Let's begin with the Pulumi program, and I'll provide detailed comments at each step of the way:

```python
import pulumi
import pulumi_eks as eks

# Create an EKS cluster with default settings.
# This will provision the necessary AWS resources like the EKS control plane, VPC, subnets, and worker nodes.
cluster = eks.Cluster("gpu-cluster")

# Define the instance type for our GPU workloads. For example, "p3.2xlarge" is a GPU-enabled instance.
instance_type = "p3.2xlarge"

# To use GPU resources in Kubernetes, we need to install the Nvidia device plugin.
# This is achieved by applying a YAML manifest using the Kubernetes provider which is automatically created
# when using the `eks.Cluster` resource. The Nvidia device plugin will register the available GPUs on each node
# with the Kubernetes scheduler, allowing your pods to use them.
nvidia_device_plugin = """apiVersion: apps/v1
kind: DaemonSet
metadata:
  name: nvidia-device-plugin-daemonset
  namespace: kube-system
spec:
  selector:
    matchLabels:
      name: nvidia-device-plugin-ds
  template:
    metadata:
      labels:
        name: nvidia-device-plugin-ds
    spec:
      tolerations:
      - key: nvidia.com/gpu
        operator: Exists
        effect: NoSchedule
      containers:
      - name: nvidia-device-plugin-ctr
        image: nvidia/k8s-device-plugin:v0.9.0
        securityContext:
          allowPrivilegeEscalation: false
        volumeMounts:
        - name: device-plugin
          mountPath: /var/lib/kubelet/device-plugins
      volumes:
      - name: device-plugin
        hostPath:
          path: /var/lib/kubelet/device-plugins"""

# Apply the Nvidia device plugin manifest using the cluster's kubeconfig.
node_plugin = eks.KubernetesManifest("nvidia-device-plugin",
                                     yaml=nvidia_device_plugin,
                                     opts=pulumi.ResourceOptions(provider=cluster.provider))

# Create a managed node group for GPU instances.
# This will set up autoscaling for our GPU nodes, meaning it can automatically
# scale in or out based on resource demand.
gpu_node_group = eks.ManagedNodeGroup("gpu-node-group",
    cluster=cluster.core,
    instance_type=instance_type,
    min_size=1,
    max_size=4, # You may adjust the maximum size according to your requirements.
    desired_capacity=2, # Set to the initial desired capacity for your workloads.
    labels={"workload-type": "gpu-intensive"},
    taints=[{"key": "nvidia.com/gpu", "value": "true", "effect": "NoSchedule"}]
)

# Export the kubeconfig.
pulumi.export('kubeconfig', cluster.kubeconfig)
```

### Explanations:

- `eks.Cluster`: This resource creates the EKS cluster with all the associated resources like the control plane, worker nodes, VPC, and subnets.
  
- `eks.KubernetesManifest`: By applying this resource, we install the Nvidia device plugin onto our cluster, which is necessary for the Kubernetes scheduler to manage GPU resources.
  
- `eks.ManagedNodeGroup`: This managed node group is set to use GPU instance types and can autoscale between the minimum and maximum node count based on the GPU demand by the cluster workloads.

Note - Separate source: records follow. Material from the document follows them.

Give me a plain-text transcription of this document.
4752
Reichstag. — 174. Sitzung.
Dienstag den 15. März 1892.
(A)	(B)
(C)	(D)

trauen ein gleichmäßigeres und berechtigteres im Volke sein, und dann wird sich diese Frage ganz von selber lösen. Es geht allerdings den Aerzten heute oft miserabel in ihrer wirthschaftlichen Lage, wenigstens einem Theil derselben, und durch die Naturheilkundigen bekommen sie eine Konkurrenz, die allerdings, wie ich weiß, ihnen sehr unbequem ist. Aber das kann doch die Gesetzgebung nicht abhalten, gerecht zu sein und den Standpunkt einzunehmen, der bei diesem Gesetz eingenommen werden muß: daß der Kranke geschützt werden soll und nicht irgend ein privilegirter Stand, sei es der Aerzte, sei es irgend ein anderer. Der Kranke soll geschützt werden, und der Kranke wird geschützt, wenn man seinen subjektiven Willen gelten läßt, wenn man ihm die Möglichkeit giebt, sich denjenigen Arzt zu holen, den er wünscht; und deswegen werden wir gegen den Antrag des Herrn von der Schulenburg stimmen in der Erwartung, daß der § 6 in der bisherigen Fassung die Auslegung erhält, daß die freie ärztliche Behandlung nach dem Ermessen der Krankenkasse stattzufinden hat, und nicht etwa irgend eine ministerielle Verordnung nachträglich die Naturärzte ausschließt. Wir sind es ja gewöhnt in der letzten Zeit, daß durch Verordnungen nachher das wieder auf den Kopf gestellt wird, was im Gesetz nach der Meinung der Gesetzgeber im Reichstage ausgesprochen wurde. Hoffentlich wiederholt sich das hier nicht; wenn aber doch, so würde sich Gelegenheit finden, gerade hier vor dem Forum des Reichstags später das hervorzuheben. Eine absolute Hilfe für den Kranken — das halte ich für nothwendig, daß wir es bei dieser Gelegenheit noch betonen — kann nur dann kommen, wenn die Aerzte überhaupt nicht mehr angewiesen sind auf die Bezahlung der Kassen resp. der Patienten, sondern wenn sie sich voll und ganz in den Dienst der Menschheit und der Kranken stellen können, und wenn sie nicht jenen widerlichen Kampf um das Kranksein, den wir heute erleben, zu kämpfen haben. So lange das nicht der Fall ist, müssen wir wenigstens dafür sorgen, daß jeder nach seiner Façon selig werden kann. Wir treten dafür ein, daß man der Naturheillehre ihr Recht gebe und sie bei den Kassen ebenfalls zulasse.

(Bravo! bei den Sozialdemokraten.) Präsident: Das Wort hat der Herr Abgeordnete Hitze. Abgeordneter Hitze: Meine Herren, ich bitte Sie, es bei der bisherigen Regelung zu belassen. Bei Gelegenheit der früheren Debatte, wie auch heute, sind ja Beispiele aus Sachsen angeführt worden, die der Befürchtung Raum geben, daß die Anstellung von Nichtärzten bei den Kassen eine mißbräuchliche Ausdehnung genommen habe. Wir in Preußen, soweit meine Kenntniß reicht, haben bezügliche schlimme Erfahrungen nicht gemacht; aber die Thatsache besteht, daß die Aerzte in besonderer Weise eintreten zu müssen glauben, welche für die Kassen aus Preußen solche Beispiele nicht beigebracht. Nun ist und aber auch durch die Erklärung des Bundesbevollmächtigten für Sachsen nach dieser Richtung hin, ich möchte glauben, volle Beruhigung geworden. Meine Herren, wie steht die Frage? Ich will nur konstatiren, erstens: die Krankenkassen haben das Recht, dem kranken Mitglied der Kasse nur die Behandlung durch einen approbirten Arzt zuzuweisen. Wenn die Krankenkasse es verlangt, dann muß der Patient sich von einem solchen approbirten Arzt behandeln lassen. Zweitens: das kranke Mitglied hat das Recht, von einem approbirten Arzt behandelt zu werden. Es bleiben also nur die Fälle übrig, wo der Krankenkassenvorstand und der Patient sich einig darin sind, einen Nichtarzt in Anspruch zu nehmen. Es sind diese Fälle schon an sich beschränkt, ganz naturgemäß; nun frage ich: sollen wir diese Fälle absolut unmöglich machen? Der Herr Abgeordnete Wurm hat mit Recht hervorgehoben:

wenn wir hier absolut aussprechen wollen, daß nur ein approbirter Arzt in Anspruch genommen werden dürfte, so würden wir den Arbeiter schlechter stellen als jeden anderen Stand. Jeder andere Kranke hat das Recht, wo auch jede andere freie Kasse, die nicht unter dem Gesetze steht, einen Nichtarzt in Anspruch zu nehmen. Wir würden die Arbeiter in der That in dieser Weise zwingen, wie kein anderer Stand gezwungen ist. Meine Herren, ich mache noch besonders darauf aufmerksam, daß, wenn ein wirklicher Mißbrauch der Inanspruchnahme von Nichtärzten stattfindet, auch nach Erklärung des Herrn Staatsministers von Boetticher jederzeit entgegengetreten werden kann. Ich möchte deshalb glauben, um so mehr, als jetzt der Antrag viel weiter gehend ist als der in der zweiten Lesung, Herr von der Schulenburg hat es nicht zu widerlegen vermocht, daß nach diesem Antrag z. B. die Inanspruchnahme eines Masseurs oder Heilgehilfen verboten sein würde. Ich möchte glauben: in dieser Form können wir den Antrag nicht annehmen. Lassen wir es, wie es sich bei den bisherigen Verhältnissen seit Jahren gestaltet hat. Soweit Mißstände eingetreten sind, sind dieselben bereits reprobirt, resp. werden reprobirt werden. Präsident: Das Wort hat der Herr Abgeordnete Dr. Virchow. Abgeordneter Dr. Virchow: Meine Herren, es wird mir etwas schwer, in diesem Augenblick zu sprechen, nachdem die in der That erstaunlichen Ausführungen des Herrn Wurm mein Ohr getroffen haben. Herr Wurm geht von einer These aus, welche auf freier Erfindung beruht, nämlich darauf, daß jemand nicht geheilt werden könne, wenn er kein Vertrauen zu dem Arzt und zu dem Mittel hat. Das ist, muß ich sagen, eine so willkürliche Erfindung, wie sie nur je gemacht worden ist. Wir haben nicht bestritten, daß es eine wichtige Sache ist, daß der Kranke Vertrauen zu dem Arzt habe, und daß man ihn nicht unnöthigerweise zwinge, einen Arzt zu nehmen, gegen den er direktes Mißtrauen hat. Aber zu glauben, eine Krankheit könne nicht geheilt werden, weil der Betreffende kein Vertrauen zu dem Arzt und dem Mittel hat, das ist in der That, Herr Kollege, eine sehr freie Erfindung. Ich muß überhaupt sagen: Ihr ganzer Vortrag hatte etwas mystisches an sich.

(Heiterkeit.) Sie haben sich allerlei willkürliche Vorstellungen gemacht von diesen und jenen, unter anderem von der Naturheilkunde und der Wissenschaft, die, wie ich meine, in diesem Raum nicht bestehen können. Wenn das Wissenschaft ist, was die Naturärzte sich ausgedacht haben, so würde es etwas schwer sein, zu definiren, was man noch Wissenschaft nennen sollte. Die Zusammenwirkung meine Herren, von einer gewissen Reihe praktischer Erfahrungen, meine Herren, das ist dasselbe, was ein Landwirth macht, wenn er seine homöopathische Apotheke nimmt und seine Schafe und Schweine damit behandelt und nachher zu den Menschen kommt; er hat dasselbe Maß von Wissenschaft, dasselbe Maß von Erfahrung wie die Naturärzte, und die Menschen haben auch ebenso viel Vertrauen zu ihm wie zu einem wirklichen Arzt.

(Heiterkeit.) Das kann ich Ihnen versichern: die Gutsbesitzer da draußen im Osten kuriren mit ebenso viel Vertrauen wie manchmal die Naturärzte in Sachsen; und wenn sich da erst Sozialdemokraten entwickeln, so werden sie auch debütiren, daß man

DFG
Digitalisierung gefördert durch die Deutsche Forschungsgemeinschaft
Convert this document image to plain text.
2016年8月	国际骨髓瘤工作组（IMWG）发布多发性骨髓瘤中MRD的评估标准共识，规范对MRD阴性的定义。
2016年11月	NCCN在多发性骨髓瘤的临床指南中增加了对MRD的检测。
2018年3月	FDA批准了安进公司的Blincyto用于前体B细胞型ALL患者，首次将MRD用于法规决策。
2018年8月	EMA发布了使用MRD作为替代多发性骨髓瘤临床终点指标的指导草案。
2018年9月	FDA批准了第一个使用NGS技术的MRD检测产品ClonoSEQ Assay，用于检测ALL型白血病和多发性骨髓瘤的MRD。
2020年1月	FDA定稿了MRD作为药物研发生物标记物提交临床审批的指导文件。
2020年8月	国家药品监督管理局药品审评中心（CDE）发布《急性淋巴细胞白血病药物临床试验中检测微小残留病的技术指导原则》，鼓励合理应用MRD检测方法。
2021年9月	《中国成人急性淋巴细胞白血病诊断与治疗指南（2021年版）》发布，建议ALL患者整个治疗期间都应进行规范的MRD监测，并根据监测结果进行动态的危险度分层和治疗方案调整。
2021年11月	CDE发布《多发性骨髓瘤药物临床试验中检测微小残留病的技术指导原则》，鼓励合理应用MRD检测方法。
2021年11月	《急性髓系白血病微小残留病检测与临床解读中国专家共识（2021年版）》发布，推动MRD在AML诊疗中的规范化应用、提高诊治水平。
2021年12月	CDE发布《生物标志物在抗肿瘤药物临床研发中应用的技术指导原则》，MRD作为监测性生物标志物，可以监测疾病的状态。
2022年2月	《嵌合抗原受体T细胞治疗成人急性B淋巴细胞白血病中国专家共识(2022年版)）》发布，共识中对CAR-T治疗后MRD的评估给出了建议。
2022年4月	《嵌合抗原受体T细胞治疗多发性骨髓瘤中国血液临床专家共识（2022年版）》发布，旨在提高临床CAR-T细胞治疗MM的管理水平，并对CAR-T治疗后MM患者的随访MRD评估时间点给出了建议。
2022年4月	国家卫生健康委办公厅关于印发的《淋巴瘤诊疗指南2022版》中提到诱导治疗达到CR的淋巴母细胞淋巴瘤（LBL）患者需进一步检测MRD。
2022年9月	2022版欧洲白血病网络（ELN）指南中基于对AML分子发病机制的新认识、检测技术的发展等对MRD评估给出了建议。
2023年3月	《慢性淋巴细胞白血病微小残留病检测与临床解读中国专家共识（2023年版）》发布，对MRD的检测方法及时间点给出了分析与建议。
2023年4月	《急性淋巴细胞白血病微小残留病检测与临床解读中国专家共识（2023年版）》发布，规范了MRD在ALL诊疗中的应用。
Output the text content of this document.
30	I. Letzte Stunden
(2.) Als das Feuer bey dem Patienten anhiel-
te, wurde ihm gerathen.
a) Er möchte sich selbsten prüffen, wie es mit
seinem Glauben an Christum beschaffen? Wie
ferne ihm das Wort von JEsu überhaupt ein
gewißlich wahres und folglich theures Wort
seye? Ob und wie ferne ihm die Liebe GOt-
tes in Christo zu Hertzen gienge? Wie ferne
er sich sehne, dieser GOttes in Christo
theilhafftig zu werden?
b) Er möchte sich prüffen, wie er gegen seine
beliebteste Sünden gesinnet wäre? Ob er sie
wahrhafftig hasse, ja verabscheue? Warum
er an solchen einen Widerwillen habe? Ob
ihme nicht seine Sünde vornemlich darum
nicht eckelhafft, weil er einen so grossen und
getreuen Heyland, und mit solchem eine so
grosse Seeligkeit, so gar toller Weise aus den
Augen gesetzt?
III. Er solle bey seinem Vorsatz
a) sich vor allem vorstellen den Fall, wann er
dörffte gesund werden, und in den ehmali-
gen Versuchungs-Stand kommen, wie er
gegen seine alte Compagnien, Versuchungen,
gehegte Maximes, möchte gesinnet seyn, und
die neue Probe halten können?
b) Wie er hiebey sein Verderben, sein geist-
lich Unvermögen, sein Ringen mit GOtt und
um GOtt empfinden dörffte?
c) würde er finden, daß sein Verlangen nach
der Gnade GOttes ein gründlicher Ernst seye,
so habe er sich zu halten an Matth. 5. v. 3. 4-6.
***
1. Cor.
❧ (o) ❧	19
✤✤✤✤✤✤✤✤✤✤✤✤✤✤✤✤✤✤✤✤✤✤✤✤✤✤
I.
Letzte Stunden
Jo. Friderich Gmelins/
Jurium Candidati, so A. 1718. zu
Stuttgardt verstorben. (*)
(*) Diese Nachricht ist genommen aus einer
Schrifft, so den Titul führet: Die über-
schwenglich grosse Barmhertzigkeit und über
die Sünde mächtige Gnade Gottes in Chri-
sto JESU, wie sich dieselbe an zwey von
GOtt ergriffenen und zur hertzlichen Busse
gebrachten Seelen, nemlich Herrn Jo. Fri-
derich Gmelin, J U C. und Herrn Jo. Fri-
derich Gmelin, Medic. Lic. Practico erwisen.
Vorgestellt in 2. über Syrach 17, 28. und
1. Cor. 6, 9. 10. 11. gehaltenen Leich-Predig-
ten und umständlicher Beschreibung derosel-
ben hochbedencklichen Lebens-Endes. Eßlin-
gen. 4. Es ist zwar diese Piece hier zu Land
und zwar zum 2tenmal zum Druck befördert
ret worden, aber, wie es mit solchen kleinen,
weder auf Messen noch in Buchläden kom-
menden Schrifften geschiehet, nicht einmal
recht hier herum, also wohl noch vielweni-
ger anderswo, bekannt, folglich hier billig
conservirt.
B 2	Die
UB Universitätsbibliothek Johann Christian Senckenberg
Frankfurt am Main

The output of this program will give you the kubeconfig file necessary to interact with your Kubernetes cluster using `kubectl` or other Kubernetes management tools.

Remember, this is just a starting point for setting up an auto-scaling GPU-enabled EKS cluster. You can adjust the instance types, scaling parameters, and other settings according to your specific requirements and budget.